8. Genetics Versus Technology. While I wouldn't change a thing now, as I do like both my gene enhanced forces and my MEC troops, your first go round, you might want to pick one or the other, as the MELD resources you collect will go fast if you're dumping it into both advancements. After genetically enhancing just 3 troops, converting 2 over to MECs and building a MEC suit to tier 2 and another to tier 1, I ended up being tapped out on my MELD resources. It goes fast, so plan accordingly. While I like my mods and the two MEC troopers, I only ever field one, and I'm not currently getting the full benefits of the gene mods because I'm trying to level up the rest of my squaddies. It's difficult to balance either way, and yes, you can get more resources as you go as I was able to mod another soldier and upgrade one MEC to tier 3, but it's much harder to do so.

9. Save often, unless you're playing Ironman. I know there's a lot of this or that about what's referred to as 'save scumming,' which is basically just going back to a previous save game and going from there. You can save yourself a lot of grief playing this way unless you're playing on Ironman, in which case that's never going to be an option. If you're completely unhappy with the outcome of events, lost too many valuable squad members or just think, 'hey I can do this better,' then going back to a previous good save is always a fair option. It's even better when you don't have to, but unless you're Ironmanning it, there's no reason not to.

10. Stun versus Kill. There's a big thing for capturing and interrogating aliens in the game.
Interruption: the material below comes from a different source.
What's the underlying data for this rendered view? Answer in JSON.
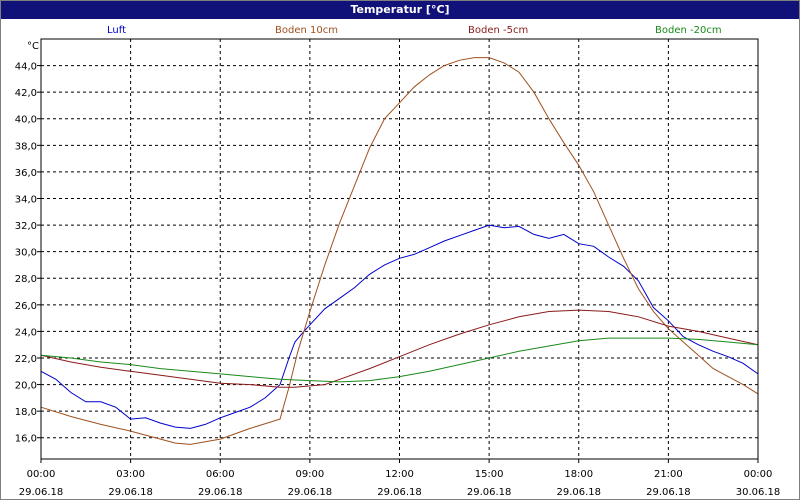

The problem is you have to get in close to stun them, and really the only immediate advantage is that their weapon doesn't explode. You don't get experience for a stun versus a kill, so really the only benefit is from the interrogation and an extra alien weapon. So go ahead and plug those humans and aliens with your low level characters. Stunning is over-rated anyway. Take your higher level trooper in that doesn't need the kill experience at the moment to stun if you absolutely have to.